Harris writes a very vital, even provocative, story in Great Pacific #1, one that's actually very contemplative amidst all the corporate malfeasance and intrigue. Chas Worthington doesn't make any of his choices lightly, but he obviously has his reasons to be resolute in his convictions. He's off to his own island to save the world, in is own way, and Harris approaches that notion with lots of subtext (while Chas and his uncle talk about their plan out on the porch of a large Texas ranch, a staff of black servants clear away their plates from the dinner table – eliminating hydrocarbons won't do anything about class inequality) and also a well-considered sense of foreboding. Chas feels like he has all the answers, and he gets away with a lot of high-risk behavior (including outright theft), but the issue starts with a look two weeks in the future, when Chas wakes up on a beach of trash and gets accosted by a two-headed bird. It appears he's in over his head.

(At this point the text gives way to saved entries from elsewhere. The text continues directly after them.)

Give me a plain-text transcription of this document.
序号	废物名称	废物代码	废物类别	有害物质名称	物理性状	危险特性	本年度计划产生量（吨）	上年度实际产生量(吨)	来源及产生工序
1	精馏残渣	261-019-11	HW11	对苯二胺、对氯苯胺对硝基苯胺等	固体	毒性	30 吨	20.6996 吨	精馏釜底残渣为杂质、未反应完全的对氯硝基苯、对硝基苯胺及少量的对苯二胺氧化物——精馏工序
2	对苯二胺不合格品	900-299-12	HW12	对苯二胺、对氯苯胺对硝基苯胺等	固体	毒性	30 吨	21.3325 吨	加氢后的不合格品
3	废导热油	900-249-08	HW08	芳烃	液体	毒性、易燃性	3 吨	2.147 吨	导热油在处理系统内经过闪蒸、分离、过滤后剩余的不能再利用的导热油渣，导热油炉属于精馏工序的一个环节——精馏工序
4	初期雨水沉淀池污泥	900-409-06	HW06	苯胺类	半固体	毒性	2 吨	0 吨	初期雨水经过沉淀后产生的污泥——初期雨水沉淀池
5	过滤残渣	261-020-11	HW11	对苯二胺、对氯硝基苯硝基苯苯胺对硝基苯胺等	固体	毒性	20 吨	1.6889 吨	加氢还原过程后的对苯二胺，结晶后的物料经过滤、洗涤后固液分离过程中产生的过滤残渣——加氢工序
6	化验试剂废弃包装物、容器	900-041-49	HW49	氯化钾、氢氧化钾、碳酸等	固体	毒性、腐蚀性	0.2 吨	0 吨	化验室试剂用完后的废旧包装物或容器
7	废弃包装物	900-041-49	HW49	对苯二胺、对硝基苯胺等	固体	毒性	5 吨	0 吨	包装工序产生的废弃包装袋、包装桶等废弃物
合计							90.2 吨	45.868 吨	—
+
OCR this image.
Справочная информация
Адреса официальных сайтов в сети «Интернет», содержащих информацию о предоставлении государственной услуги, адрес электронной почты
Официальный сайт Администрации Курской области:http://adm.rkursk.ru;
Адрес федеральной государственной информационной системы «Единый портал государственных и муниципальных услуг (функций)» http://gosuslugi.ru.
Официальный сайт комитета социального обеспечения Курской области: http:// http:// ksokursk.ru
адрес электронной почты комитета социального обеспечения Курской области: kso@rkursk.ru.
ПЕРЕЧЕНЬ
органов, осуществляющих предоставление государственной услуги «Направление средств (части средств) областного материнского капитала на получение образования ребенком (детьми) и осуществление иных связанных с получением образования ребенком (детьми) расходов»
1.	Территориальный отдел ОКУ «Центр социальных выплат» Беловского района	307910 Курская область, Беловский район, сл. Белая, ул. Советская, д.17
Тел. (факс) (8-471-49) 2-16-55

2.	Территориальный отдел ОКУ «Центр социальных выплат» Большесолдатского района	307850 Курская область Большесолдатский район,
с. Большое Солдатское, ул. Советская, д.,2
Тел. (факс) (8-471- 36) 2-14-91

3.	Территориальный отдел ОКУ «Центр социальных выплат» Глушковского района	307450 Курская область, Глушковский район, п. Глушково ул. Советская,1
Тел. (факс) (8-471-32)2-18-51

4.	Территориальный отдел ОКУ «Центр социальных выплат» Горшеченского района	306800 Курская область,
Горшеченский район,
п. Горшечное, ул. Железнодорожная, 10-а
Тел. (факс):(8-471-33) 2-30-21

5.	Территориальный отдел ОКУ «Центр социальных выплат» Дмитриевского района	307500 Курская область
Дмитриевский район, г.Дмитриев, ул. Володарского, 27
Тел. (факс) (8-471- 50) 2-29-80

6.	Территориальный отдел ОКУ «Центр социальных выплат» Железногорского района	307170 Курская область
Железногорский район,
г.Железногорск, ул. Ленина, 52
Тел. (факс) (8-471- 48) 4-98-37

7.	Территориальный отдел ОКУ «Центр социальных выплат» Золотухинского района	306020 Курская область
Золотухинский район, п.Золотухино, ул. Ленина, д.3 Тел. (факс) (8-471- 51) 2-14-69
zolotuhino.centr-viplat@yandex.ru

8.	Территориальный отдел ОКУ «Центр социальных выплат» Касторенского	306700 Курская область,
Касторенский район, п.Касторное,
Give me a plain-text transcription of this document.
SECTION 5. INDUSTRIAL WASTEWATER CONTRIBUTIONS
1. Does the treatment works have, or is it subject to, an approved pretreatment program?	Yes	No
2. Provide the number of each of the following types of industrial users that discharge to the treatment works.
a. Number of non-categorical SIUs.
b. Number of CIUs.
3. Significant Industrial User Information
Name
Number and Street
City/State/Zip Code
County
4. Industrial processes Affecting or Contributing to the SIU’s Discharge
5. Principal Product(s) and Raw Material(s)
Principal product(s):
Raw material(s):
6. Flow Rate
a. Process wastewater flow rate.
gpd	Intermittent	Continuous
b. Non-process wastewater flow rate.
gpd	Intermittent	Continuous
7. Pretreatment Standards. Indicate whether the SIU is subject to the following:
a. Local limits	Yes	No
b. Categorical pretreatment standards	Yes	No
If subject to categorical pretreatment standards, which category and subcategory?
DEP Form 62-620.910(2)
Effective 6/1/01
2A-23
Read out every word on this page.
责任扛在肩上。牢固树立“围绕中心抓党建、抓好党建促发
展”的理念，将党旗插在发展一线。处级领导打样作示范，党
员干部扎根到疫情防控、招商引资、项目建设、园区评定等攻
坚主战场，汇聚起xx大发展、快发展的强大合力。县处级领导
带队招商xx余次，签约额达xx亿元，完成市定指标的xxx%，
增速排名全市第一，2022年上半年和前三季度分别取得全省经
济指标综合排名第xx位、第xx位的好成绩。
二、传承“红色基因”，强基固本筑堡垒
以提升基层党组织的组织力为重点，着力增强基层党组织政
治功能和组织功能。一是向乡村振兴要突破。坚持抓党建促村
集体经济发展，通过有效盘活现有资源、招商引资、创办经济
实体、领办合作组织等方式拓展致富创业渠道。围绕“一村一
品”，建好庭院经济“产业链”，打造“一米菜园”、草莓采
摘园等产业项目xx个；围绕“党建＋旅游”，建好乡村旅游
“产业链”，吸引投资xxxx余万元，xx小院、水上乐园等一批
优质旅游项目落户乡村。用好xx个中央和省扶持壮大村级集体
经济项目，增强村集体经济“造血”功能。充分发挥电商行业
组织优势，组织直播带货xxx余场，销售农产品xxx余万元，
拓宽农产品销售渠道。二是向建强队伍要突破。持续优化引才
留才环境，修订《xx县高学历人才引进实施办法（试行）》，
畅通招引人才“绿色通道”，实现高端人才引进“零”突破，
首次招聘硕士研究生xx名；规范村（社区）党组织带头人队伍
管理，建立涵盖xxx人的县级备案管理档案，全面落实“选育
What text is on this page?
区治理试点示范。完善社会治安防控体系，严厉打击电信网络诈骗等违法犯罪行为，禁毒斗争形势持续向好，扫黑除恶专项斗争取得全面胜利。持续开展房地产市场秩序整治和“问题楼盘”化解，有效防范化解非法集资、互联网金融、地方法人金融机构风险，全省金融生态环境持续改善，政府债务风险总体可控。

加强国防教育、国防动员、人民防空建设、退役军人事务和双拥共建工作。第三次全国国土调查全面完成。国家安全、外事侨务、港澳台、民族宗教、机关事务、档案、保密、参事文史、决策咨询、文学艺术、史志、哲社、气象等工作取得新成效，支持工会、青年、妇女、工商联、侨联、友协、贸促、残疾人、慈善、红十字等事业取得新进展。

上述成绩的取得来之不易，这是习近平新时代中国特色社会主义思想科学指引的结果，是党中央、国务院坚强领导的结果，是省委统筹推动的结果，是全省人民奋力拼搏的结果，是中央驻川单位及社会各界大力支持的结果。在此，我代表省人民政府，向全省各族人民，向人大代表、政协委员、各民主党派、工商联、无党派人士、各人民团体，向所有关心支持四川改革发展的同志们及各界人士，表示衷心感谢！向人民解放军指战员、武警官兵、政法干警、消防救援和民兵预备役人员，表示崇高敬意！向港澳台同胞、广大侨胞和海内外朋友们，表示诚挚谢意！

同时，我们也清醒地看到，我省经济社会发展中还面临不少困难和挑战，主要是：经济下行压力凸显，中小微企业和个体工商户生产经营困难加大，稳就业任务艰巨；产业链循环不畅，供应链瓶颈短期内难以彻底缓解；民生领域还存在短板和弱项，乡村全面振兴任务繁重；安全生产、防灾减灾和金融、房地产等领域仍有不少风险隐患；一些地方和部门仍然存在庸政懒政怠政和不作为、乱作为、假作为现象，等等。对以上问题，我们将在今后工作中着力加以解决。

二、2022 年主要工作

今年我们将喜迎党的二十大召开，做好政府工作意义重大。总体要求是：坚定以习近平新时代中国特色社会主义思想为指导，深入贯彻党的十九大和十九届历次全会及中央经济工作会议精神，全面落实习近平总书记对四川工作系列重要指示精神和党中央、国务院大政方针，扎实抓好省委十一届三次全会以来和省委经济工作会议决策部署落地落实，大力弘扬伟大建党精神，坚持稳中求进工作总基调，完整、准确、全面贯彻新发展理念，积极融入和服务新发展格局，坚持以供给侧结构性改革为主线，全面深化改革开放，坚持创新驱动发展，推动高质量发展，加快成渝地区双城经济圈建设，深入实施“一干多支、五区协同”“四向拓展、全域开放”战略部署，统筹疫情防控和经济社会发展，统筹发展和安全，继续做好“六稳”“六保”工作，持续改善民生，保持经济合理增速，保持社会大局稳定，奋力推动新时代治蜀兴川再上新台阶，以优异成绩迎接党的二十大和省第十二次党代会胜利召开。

Great Pacific #1 is a well-constructed first issue of an intriguing new concept. It's very well-realized and beautifully rendered. Harris and Marozzo spend a lot of time and page space exploring the world and potential consequences of Chas Worthington's story by visitiing a lot of different locations and considering different thematic elements. It's a well-paced read that engages the reader with potent ideas and wonderful artwork. Between this, Think Tank, and The Massive, among other works, It's great to see this type of speculative fiction really coming back to comics.